Porque semejante recolección de firmas tiene la enorme virtud de poner muchas cosas en su lugar y derrumbar muchos mitos. Es que acaso es posible imaginarse que estamos ante un gobierno que derrocha popularidad si la militancia de base de la izquierda y las organizaciones sociales son capaces de juntar 800.000 firmas en seis meses, superando cualquier registro de recolección de la historia nacional, en tiempo récord y, para colmo, en el medio de la peor pandemia de los últimos 100 años, que nos atravesó de manera brutal durante este período, poniendo a Uruguay a la cabeza de los países con mayor cantidad de casos y de muertes durante 80 o 90 días consecutivos.
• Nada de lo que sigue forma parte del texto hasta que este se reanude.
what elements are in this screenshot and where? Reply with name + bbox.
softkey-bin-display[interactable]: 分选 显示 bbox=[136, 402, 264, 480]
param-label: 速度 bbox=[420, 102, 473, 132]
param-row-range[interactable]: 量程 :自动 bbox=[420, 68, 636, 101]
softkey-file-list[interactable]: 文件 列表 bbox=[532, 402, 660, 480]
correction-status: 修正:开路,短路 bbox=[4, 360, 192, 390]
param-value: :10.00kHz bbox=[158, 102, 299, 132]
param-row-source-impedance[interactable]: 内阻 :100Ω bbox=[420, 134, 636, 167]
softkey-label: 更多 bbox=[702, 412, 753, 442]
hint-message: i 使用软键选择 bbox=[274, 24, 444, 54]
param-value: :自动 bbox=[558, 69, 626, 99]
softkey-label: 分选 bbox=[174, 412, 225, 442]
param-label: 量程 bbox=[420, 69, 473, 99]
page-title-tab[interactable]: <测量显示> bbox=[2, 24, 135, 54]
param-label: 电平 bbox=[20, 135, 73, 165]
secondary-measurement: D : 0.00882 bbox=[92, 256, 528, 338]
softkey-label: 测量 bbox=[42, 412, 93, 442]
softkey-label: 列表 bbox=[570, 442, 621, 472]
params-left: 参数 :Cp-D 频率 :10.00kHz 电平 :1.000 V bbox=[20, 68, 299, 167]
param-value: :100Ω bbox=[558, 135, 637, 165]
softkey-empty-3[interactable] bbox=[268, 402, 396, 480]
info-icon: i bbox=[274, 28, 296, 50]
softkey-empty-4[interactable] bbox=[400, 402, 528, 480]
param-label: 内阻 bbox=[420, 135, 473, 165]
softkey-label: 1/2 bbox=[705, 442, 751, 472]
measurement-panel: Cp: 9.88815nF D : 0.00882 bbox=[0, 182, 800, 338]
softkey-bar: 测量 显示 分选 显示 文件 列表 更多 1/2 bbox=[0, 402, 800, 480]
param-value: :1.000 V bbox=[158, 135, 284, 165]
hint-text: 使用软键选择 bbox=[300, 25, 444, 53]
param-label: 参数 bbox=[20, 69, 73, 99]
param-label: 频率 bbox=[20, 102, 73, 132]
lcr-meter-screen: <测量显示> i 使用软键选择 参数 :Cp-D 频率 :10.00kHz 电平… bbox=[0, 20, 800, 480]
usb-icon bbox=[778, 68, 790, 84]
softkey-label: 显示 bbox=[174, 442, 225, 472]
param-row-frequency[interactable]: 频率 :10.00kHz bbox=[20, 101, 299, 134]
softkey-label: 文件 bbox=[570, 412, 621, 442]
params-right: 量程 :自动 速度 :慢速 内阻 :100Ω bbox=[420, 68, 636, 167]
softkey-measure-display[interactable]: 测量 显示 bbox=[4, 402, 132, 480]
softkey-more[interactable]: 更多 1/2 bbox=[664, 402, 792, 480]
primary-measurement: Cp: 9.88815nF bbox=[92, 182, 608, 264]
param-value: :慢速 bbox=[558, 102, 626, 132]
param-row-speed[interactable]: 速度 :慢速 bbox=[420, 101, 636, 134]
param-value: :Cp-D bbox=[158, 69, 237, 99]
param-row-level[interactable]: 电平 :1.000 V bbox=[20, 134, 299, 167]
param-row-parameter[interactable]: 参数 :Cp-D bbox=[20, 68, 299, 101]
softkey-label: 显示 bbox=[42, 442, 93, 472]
No, no es posible imaginarlo y esta campaña viene a demostrar que el gobierno vive en un microclima de fantasía, en una hiperrealidad construida con base en un autoengaño. Y el pueblo uruguayo lo acaba de poner en su lugar, de manera pacífica, pero brutal, aleccionante, demarcatoria, definitiva.
La izquierda que había vivido en los últimos 18 meses el peor período político de los últimos 20 años se acaba de encontrar con una realidad que a veces ignoraba. En primer lugar, la izquierda está viva y es enorme: sigue siendo la primera fuerza política de este país, por lejos. Y en segundo término, y mucho más importante, tiene una capacidad de militancia inigualable, capaz de cualquier proeza, sobre todo cuando se encuentra mancomunada con los trabajadores y los movimientos sociales.
Reservo para el movimiento obrero, el movimiento estudiantil, cooperativo y feminista las últimas palabras de esta nota. Han dado una elección enorme. Fueron, claramente, los únicos que siempre creyeron en esta gesta y se la pusieron completamente al hombro. Los dirigentes de la central de trabajadores mostraron un desempeño impresionante en un contexto de hostilidad real, organizada, financiada, publicitada para destruirlos. Dieron la lucha abajo, contra todos los poderes fácticos, contra la desesperanza de los más débiles, y contra el escepticismo de los demasiado racionales como para atisbar la hora de la gloria. Y vencieron. Vencieron. No es posible a esta hora saber el peso de esta victoria, pero es histórica y seguramente marque el futuro próximo y no tan próximo de Uruguay. Ayer lloraban militantes y líderes obreros como chiquilines, se daban cuenta deque la tortilla se dio vuelta, que aquella frase muy hermosa del Indio Solari era verdad: “Nos merecemos bellos milagros y ocurrirán”.